How to Cite TextAttack

Main Paper: TextAttack: A Framework for Adversarial Attacks, Data Augmentation, and Adversarial Training in NLP

  • Paper EMNLP Demo

  • Abstract: An adversarial example is an input designed to fool a machine learning model. While there has been substantial research using adversarial attacks to analyze NLP models, each attack is implemented in its own code repository. It remains challenging to develop NLP attacks and utilize them to improve model performance. This paper introduces TextAttack, a Python framework for adversarial attacks, data augmentation, and adversarial training in NLP. TextAttack builds attacks from four components: a goal function, a set of constraints, a transformation, and a search method. TextAttack’s modular design enables researchers to easily construct attacks from combinations of novel and existing components. TextAttack provides implementations of 16 adversarial attacks from the literature and supports a variety of models and datasets, including BERT and other transformers, and all GLUE tasks. TextAttack also includes data augmentation and adversarial training modules for using components of adversarial attacks to improve model accuracy and robustness. TextAttack is democratizing NLP: anyone can try data augmentation and adversarial training on any model or dataset, with just a few lines of code. Code and tutorials are available at this site.

Our Github on TextAttack: https://github.com/QData/TextAttack

  • Citations

@misc{morris2020textattack,
    title={TextAttack: A Framework for Adversarial Attacks, Data Augmentation, and Adversarial Training in NLP},
    author={John X. Morris and Eli Lifland and Jin Yong Yoo and Jake Grigsby and Di Jin and Yanjun Qi},
    year={2020},
    eprint={2005.05909},
    archivePrefix={arXiv},
    primaryClass={cs.CL}
}

Our Analysis paper: Reevaluating Adversarial Examples in Natural Language

  • Paper EMNLP Findings

  • Abstract: State-of-the-art attacks on NLP models lack a shared definition of a what constitutes a successful attack. We distill ideas from past work into a unified framework: a successful natural language adversarial example is a perturbation that fools the model and follows some linguistic constraints. We then analyze the outputs of two state-of-the-art synonym substitution attacks. We find that their perturbations often do not preserve semantics, and 38% introduce grammatical errors. Human surveys reveal that to successfully preserve semantics, we need to significantly increase the minimum cosine similarities between the embeddings of swapped words and between the sentence encodings of original and perturbed sentences.With constraints adjusted to better preserve semantics and grammaticality, the attack success rate drops by over 70 percentage points.

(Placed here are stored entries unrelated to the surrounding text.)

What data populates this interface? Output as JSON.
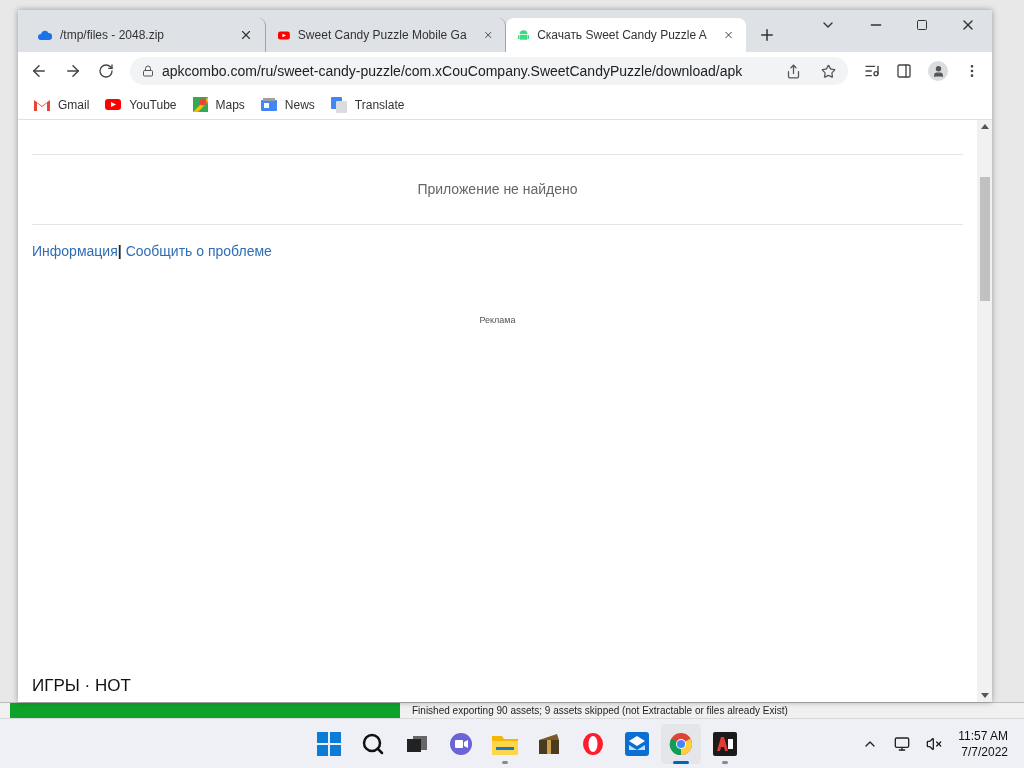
{
  "background_app": {
    "progress": {
      "level": 1
    },
    "status": "Finished exporting 90 assets; 9 assets skipped (not Extractable or files already Exist)"
  },
  "browser": {
    "tabs": [
      {
        "title": "/tmp/files - 2048.zip",
        "kind": "cloud",
        "selected": false
      },
      {
        "title": "Sweet Candy Puzzle Mobile Ga",
        "kind": "youtube",
        "selected": false
      },
      {
        "title": "Скачать Sweet Candy Puzzle A",
        "kind": "android",
        "selected": true
      }
    ],
    "address": "apkcombo.com/ru/sweet-candy-puzzle/com.xCouCompany.SweetCandyPuzzle/download/apk",
    "bookmarks": [
      {
        "label": "Gmail",
        "kind": "gmail"
      },
      {
        "label": "YouTube",
        "kind": "youtube"
      },
      {
        "label": "Maps",
        "kind": "maps"
      },
      {
        "label": "News",
        "kind": "news"
      },
      {
        "label": "Translate",
        "kind": "translate"
      }
    ]
  },
  "page": {
    "message": "Приложение не найдено",
    "links": [
      "Информация",
      "Сообщить о проблеме"
    ],
    "link_separator": "|",
    "ad_label": "Реклама",
    "section_heading": "ИГРЫ · HOT"
  },
  "taskbar": {
    "apps": [
      {
        "kind": "start",
        "running": false,
        "active": false
      },
      {
        "kind": "search",
        "running": false,
        "active": false
      },
      {
        "kind": "taskview",
        "running": false,
        "active": false
      },
      {
        "kind": "chat",
        "running": false,
        "active": false
      },
      {
        "kind": "explorer",
        "running": true,
        "active": false
      },
      {
        "kind": "archive",
        "running": false,
        "active": false
      },
      {
        "kind": "opera",
        "running": false,
        "active": false
      },
      {
        "kind": "mail",
        "running": false,
        "active": false
      },
      {
        "kind": "chrome",
        "running": true,
        "active": true
      },
      {
        "kind": "as",
        "running": true,
        "active": false
      }
    ],
    "time": "11:57 AM",
    "date": "7/7/2022"
  }
}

Our Github on Reevaluation: Reevaluating-NLP-Adversarial-Examples Github

  • Citations

@misc{morris2020reevaluating,
      title={Reevaluating Adversarial Examples in Natural Language}, 
      author={John X. Morris and Eli Lifland and Jack Lanchantin and Yangfeng Ji and Yanjun Qi},
      year={2020},
      eprint={2004.14174},
      archivePrefix={arXiv},
      primaryClass={cs.CL}
}

Our Analysis paper: Searching for a Search Method: Benchmarking Search Algorithms for Generating NLP Adversarial Examples

  • Paper EMNLP BlackBoxNLP

  • Abstract: We study the behavior of several black-box search algorithms used for generating adversarial examples for natural language processing (NLP) tasks. We perform a fine-grained analysis of three elements relevant to search: search algorithm, search space, and search budget. When new search methods are proposed in past work, the attack search space is often modified alongside the search method. Without ablation studies benchmarking the search algorithm change with the search space held constant, an increase in attack success rate could from an improved search method or a less restrictive search space. Additionally, many previous studies fail to properly consider the search algorithms’ run-time cost, which is essential for downstream tasks like adversarial training. Our experiments provide a reproducible benchmark of search algorithms across a variety of search spaces and query budgets to guide future research in adversarial NLP. Based on our experiments, we recommend greedy attacks with word importance ranking when under a time constraint or attacking long inputs, and either beam search or particle swarm optimization otherwise.

Our Github on benchmarking: TextAttack-Search-Benchmark Github

  • Citations:

@misc{yoo2020searching,
      title={Searching for a Search Method: Benchmarking Search Algorithms for Generating NLP Adversarial Examples}, 
      author={Jin Yong Yoo and John X. Morris and Eli Lifland and Yanjun Qi},
      year={2020},
      eprint={2009.06368},
      archivePrefix={arXiv},
      primaryClass={cs.CL}
}